In einem ersten Schritt wurde das Modell dafür im Transsonischen Windkanal Göttingen unter Flugbedingungen simuliert, die in der Nähe der Schallgeschwindigkeit liegen. Mit diesen Messungen konnten überhaupt erst numerische Werkzeuge für die Vorhersage des laminaren Strömungsverhaltens entwickelt und geprüft werden. Im nächsten Schritt wurde das Flügelprofil im kryogenen Windkanal in realistischen Reynolds-Zahlen ausgesetzt. Diese geben Auskunft darüber, wie gut die Luft über ein Profil strömt und wann der Übergang von laminaren zu turbulenten Luftströmen auftritt.

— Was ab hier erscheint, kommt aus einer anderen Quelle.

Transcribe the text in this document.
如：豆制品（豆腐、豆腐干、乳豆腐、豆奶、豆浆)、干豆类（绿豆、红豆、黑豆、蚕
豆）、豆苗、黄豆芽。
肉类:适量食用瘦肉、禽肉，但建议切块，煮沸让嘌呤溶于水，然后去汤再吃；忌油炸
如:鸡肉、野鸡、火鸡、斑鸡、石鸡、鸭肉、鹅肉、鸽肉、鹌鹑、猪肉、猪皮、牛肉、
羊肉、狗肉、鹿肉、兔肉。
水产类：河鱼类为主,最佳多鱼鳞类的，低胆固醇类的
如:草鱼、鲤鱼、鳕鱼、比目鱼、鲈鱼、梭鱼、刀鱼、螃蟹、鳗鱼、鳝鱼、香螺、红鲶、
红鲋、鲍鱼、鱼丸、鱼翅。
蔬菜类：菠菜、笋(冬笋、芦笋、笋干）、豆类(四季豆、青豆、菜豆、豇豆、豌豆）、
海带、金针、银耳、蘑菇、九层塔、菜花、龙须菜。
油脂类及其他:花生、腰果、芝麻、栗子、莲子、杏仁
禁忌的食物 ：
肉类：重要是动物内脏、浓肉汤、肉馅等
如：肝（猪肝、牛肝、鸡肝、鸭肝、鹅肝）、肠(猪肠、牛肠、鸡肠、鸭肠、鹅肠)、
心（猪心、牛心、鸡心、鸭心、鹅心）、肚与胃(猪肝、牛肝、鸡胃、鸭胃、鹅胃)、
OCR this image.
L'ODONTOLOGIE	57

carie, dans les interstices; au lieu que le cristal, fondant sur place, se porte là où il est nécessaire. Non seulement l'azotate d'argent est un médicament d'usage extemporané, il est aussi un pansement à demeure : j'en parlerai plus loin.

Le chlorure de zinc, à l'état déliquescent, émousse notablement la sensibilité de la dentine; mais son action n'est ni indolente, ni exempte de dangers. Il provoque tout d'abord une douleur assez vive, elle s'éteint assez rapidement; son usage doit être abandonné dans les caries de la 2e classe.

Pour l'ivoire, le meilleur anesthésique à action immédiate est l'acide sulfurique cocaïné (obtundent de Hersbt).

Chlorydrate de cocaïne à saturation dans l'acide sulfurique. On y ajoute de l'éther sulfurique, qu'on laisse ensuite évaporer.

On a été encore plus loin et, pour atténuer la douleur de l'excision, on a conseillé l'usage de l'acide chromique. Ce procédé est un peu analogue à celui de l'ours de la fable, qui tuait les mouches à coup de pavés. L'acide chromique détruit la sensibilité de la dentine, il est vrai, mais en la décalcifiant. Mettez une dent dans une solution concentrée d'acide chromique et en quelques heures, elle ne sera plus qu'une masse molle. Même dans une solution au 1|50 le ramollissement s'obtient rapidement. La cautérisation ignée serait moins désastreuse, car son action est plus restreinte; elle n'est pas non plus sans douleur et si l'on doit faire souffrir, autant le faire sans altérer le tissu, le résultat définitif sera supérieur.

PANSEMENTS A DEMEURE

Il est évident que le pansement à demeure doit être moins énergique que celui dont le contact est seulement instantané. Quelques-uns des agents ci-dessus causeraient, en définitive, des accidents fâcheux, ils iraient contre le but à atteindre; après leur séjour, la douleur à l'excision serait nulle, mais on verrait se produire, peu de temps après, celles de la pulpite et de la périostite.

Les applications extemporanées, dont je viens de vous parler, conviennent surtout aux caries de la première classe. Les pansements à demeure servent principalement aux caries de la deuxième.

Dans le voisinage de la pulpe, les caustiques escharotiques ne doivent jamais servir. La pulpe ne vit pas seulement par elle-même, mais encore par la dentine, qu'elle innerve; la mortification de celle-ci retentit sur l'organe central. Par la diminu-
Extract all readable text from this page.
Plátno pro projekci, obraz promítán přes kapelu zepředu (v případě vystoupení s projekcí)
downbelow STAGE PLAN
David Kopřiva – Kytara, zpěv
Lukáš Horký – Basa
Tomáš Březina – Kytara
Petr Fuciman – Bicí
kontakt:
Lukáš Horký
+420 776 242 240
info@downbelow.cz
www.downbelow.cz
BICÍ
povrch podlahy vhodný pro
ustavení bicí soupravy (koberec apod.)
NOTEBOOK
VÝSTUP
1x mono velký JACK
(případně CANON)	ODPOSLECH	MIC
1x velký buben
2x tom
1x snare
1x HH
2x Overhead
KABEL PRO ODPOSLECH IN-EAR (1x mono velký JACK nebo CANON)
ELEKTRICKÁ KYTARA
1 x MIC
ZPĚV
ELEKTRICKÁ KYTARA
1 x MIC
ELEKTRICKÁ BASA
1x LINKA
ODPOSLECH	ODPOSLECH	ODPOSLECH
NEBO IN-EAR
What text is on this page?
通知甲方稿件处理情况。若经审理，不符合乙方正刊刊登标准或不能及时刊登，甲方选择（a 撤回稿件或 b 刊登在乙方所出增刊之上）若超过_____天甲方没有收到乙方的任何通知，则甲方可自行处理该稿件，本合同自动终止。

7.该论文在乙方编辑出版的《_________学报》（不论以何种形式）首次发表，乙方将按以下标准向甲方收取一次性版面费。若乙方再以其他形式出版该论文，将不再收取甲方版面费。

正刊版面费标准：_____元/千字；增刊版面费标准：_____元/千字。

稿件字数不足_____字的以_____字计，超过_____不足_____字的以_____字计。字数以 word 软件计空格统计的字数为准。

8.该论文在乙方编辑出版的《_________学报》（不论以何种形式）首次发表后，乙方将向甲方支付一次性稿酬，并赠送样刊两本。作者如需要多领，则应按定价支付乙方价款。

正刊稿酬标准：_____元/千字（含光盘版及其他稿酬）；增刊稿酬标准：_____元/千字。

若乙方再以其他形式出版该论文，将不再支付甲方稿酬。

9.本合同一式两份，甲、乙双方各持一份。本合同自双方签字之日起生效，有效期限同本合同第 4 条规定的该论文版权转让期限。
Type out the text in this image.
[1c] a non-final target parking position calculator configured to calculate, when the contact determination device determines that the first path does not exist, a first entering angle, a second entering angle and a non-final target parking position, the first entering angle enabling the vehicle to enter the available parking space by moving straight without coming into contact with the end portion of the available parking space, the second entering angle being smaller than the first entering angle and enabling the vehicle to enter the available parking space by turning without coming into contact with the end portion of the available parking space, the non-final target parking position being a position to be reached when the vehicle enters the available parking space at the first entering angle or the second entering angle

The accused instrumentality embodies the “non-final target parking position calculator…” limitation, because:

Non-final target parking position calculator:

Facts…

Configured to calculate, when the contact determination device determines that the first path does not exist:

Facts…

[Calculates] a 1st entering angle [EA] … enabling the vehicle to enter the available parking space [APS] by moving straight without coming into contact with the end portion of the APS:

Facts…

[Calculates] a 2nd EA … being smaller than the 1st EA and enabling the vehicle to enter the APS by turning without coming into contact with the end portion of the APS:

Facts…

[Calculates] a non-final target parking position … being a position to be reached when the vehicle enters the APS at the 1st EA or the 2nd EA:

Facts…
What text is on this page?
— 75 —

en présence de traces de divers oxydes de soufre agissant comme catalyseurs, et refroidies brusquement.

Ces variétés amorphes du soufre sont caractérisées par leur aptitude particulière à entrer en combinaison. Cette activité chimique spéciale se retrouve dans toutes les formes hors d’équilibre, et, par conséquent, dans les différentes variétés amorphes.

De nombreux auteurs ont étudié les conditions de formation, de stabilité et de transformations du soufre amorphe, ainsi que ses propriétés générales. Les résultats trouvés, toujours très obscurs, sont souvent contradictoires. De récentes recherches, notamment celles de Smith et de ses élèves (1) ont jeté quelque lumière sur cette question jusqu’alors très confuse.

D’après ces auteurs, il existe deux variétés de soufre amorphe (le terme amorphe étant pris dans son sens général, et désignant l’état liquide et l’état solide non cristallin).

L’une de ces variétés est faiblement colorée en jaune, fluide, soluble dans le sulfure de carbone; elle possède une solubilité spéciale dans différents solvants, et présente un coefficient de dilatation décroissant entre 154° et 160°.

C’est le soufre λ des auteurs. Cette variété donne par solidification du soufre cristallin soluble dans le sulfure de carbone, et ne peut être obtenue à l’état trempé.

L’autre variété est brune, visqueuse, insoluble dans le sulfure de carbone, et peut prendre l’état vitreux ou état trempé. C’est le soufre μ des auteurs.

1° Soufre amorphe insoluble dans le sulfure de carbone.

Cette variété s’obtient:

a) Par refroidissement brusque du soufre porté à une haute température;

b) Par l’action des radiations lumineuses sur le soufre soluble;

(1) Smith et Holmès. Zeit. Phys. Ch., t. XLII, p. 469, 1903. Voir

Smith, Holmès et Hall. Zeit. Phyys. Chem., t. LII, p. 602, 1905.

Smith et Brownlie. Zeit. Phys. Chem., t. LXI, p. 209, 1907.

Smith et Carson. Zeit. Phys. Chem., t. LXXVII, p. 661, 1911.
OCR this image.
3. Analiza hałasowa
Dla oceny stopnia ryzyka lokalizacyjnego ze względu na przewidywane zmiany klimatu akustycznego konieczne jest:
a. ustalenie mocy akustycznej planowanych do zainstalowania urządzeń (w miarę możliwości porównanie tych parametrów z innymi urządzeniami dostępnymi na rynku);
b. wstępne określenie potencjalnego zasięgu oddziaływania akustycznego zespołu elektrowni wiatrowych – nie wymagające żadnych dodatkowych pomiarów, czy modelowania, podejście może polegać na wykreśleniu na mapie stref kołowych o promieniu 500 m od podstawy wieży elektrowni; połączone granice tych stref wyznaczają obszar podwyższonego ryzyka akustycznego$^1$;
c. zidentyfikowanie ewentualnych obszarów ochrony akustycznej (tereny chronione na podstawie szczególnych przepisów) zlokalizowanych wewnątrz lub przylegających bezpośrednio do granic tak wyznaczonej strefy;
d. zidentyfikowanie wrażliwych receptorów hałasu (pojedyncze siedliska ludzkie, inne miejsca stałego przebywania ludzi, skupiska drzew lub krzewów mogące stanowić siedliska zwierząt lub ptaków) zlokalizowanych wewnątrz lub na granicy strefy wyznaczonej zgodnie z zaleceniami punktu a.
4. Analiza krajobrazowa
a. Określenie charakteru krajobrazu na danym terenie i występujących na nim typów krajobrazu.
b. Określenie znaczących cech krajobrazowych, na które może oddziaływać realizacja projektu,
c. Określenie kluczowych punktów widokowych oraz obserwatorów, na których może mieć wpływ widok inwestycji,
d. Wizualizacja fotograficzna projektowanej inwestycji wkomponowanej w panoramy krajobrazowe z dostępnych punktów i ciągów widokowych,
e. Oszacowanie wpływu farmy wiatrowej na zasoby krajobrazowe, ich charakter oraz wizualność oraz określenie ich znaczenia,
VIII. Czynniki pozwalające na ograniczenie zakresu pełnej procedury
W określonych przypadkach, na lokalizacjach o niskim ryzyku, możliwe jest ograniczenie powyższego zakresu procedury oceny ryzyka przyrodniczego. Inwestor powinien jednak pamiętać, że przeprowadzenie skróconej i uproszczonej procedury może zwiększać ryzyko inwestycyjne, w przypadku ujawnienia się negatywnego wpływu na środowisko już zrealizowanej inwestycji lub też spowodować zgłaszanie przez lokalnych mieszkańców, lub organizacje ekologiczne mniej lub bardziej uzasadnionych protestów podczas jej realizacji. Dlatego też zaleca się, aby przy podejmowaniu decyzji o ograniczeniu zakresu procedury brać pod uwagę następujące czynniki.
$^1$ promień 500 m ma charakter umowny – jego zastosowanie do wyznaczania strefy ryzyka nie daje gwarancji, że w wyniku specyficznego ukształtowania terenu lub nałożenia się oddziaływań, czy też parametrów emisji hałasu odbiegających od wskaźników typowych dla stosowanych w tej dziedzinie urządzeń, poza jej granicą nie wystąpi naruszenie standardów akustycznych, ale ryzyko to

Dafür wurde der Windkanal mit Stickstoff geflutet und auf eisige minus 173 Grad heruntergekühlt. Die kalte, zäh gemachte Luft umströmt den Flügelquerschnitt; Sensoren messen wie sich der Druck verteilt und welche Schwingungen auftreten. „Ohne die beiden Kenngrößen Geschwindigkeit und Reynolds-Zahl, können wir keine verlässlichen Aussagen über die aeroelastische Stabilität des Flügelprofils treffen“, erklärt Dr. Holger Mai, vom DLR-Institut für Aeroelastik. „Durch die verschiedenen Windkanal-Versuche können wir die Effekte der laminaren Strömung sehr sauber beobachten und von anderen störenden Effekten trennen.“ In einem letzten Schritt soll das Flügelmodell auf realistische Flugtauglichkeit geprüft werden: Der „European Transonic Windtunnel“ (ETW) vereint beide Vorteile der bisherigen Windkanäle. In ihm können sowohl realistische Geschwindigkeiten als auch realistische Reynolds-Zahlen produziert werden. Durch die Kombination beider Effekte lassen sich echte Flugzeugkonfigurationen testen und die erstellten numerischen Modelle validieren. Nach Abschluss dieses Schrittes werden die Ergebnisse ausgewertet. „Dann können wir eine Aussage treffen, ob laminare Flügelstrukturen tatsächlich anders schwingen als herkömmliche“, erklärt Dr. Mai.

ALLEGRA für die Numerik

Das DLR-Projekt namens ALLEGRA verfolgt die Weiterentwicklung von numerischen Verfahren zu einem robusten Werkzeug zur Überwachung der aeroelastischen Stabilität in Windkanalversuchen. Die Projektleitung liegt beim DLR-Institut für Aeroelastik in Göttingen. Wichtige Beiträge zur Aerodynamik und Messtechnik liefert das DLR-Institut für Aerodynamik und Strömungstechnik in ihren Standorten in und Göttingen. Die Stiftung Deutsch-Niederländische Windkanäle unterstützt das Projekt mit der Bereitstellung der Windkanäle für die Versuchsreihe.